Several factors contribute to our sense that the mother is basically a reliable narrator, including the following:
- The mother opens the story by revealing some of her vulnerabilities, especially in her relationship with Dee. If she were harshly prejudiced against Dee from the very beginning, she probably would not confess a longing to be reconciled with Dee.
- No sooner does the mother describe her dreams about appearing as a witty, attractive guest on a TV talk show hosted by a white man than she immediately torpedoes those dreams:
Who ever knew a Johnson with a quick tongue? Who can even imagine me looking a strange white man in the eye? It seems to me I have talked to them always with one foot raised in flight, with my head turned in whichever way is farthest from them.
- If the mother were an unreliable narrative, she probably would not describe her own shortcomings and insecurities so explicitly as in the quotation just cited.
- The mother does seem to bear some hostility toward Dee, and that hostility seems to date from at least the time when the old family house burned to the ground and Dee watched the event from a distance:
Why don't you do a dance around the ashes? I'd wanted to ask her. She had hated the house that much.
- Nevertheless, if the mother were deeply hostile toward Dee and was an unreliable commentator about Dee, she would probably have hidden her misgivings about Dee far more successfully than she even tries to do. Instead, she honestly admits her ambivalence (and even her resentment) toward her daughter rather than pretending to be completely neutral. Ironically, her confessions of her misgivings about Dee make her seem all the more honest and trustworthy.
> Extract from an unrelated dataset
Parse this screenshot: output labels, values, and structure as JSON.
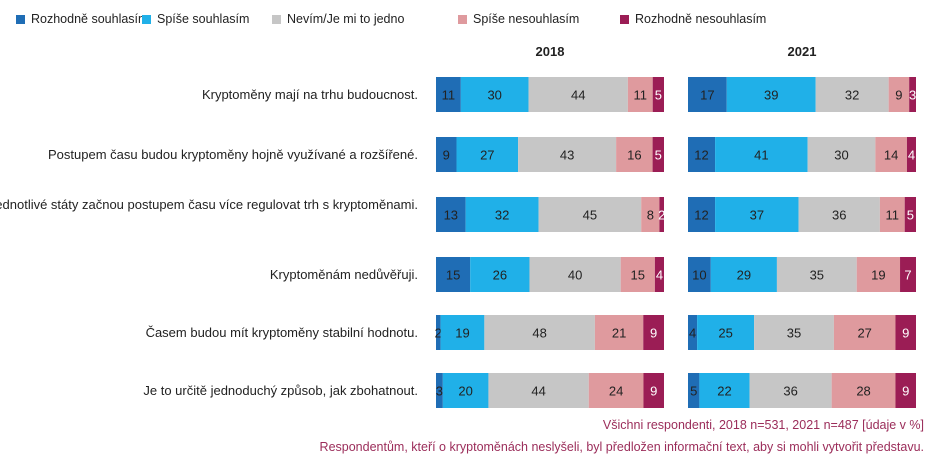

- All in all, if Walker had wanted to raise questions about the mother’s reliability as a narrator, she could easily have done so very clearly (as Henry James does, for instance, in “The Turn of the Screw”). Instead, Walker seems to share the mother’s sympathies, perspectives, and values. The mother and Maggie clearly seem to be the heroines of this piece, and if the story has a villain, that villain is almost certainly Dee.